Après avoir juré de protéger et faire respecter la Constitution, il a pris sa première décision politique en nommant au poste de vice-président de la République le ministre des Sciences Jorge Arreaza, gendre de Hugo Chavez.

Époux de Rosa Virginia, fille aînée de Hugo Chavez, M. Arreaza a gagné en visibilité au cours de derniers mois de la maladie du président.

Le Tribunal suprême de justice vénézuélien avait jugé dans la matinée que le numéro 2 du régime pouvait prêter serment comme président par intérim et se présenter à la prochaine présidentielle.

Le 11 décembre, avant de s'envoler pour Cuba pour une quatrième opération du cancer dont il ne s'est jamais remis, Hugo Chavez avait désigné Nicolas Maduro, 50 ans, comme le candidat du parti au pouvoir en cas de malheur.

M. Maduro a expliqué devant les députés qu'Hugo Chavez avait «l'intuition qu'il ne sortirait pas vivant de ce mauvais pas», quelques jours avant sa dernière intervention chirurgicale à Cuba en décembre dernier.

Quelques heures avant que la politique ne revienne au premier plan, le Venezuela avait célébré en grande pompe les funérailles d'État du président Hugo Chavez, en présence de 32 chefs d'État et de gouvernement étrangers, dont le Cubain Raul Castro et l'Iranien Mahmoud Ahmadenijad.

Lors des funérailles, M. Maduro a promis loyauté «au-delà de la mort» au «président-comandante», et de poursuivre son «combat pour les pauvres, l'éducation et un monde plus juste», dans un discours lyrique d'une demi-heure qui a conclu la cérémonie.

Celle-ci avait débuté par un roulement de tambour et l'interprétation par l'Orchestre symphonique Simon Bolivar de l'hymne national vénézuélien.

Les chefs d'État et de gouvernement ont été invités par petits groupes à former des haies d'honneur successives autour du cercueil de Chavez entièrement recouvert du drapeau jaune, bleu et rouge étoilé du Venezuela.

La première était réservée aux plus proches alliés latino-américains, dont le Cubain Raul Castro, le Bolivien Evo Morales et l'Équatorien Rafael Correa.

Un peu plus tard, ce fut au tour remarqué de deux des alliés les plus controversés du régime chaviste: Le Bélarusse Alexandre Loukachenko, et l'Iranien Mahmoud Ahmadinejad, qui a semblé réprimer des larmes et réciter une prière entre ses lèvres.

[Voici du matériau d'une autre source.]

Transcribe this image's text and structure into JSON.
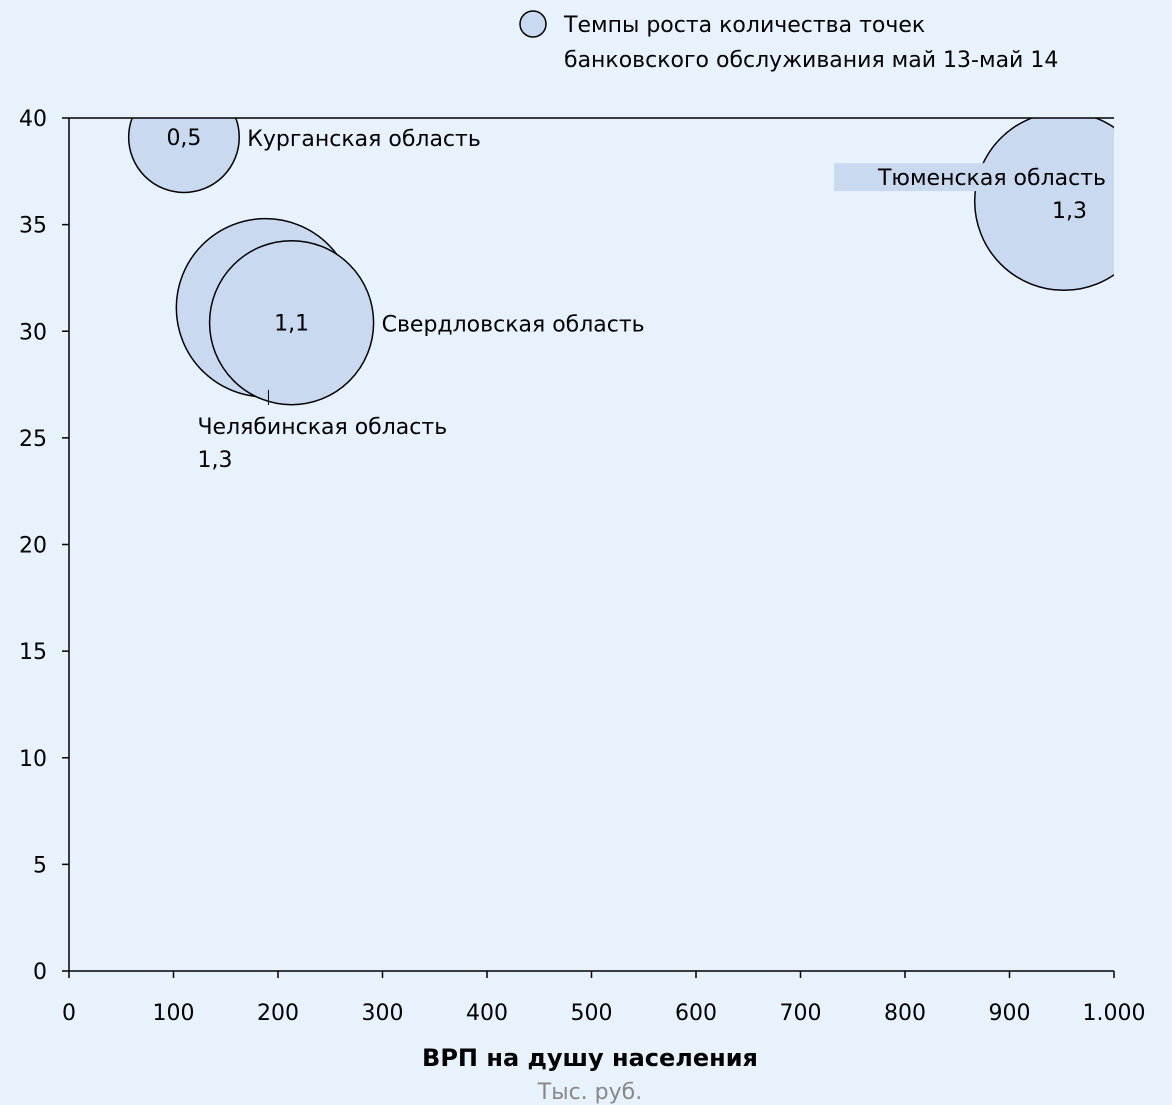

Les États unis, cible de prédilection des diatribes enflammées d'Hugo Chavez, et les Européens n'ont envoyé que des délégations de second rang. À l'exception de l'Espagne, qui, protocole oblige, a dépêché le prince héritier Felipe.

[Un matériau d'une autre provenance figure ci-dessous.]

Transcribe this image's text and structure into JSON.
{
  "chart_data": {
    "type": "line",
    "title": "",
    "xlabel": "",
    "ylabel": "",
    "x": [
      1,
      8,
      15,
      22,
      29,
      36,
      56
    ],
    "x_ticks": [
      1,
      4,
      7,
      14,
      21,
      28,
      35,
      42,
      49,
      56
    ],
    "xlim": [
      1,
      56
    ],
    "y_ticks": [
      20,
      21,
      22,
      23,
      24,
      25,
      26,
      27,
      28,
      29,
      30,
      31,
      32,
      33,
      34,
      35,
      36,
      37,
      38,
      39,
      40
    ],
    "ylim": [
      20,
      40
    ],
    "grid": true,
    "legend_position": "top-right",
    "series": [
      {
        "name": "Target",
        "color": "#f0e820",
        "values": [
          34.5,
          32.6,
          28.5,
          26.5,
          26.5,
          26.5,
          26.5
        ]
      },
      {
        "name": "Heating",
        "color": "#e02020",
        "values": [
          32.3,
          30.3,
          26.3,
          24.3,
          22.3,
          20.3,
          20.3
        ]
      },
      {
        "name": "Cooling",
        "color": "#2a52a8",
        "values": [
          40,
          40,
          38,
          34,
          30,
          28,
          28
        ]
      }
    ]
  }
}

M. Maduro a souhaité la «bienvenue» aux envoyés du président américain Barack Obama, tout en soulignant que le Venezuela voulait «un monde de coopération, sans empires».

Une messe de funérailles a ensuite été célébrée, à l'issue de laquelle le révérend noir américain Jesse Jackson a rendu hommage au charismatique leader vénézuélien.

À l'extérieur de l'Académie, des milliers de «chavistes» vêtus de rouge, canalisés par des barrières métalliques et des militaires, attendaient de pouvoir reprendre leur procession vers la dépouille d'Hugo Chavez, sous une chaleur accablante.

La journée avait été déclarée fériée au Venezuela et l'alcool interdit à la vente pendant une semaine.

La dépouille du président Chavez, qui sera visible encore une semaine, a été vénérée par deux millions de partisans depuis mercredi selon les autorités.

Embaumé «comme Lénine», le leader sud-américain sera plus tard exposé dans un cercueil de verre au futur Musée de la révolution bolivarienne, dans une ancienne caserne, où pourra se poursuivre un culte de la personnalité savamment orchestré de son vivant, et maintenant à titre posthume.

Hugo Chavez avait forgé sa popularité dans les couches défavorisées grâce à des programmes sociaux financés par une manne pétrolière infinie, et grâce à son charisme exubérant.

Mais il a aussi fortement creusé les clivages de la société vénézuélienne, stigmatisant l'opposition et la presse privée, sans parvenir à endiguer les pénuries et une violence urbaine croissante.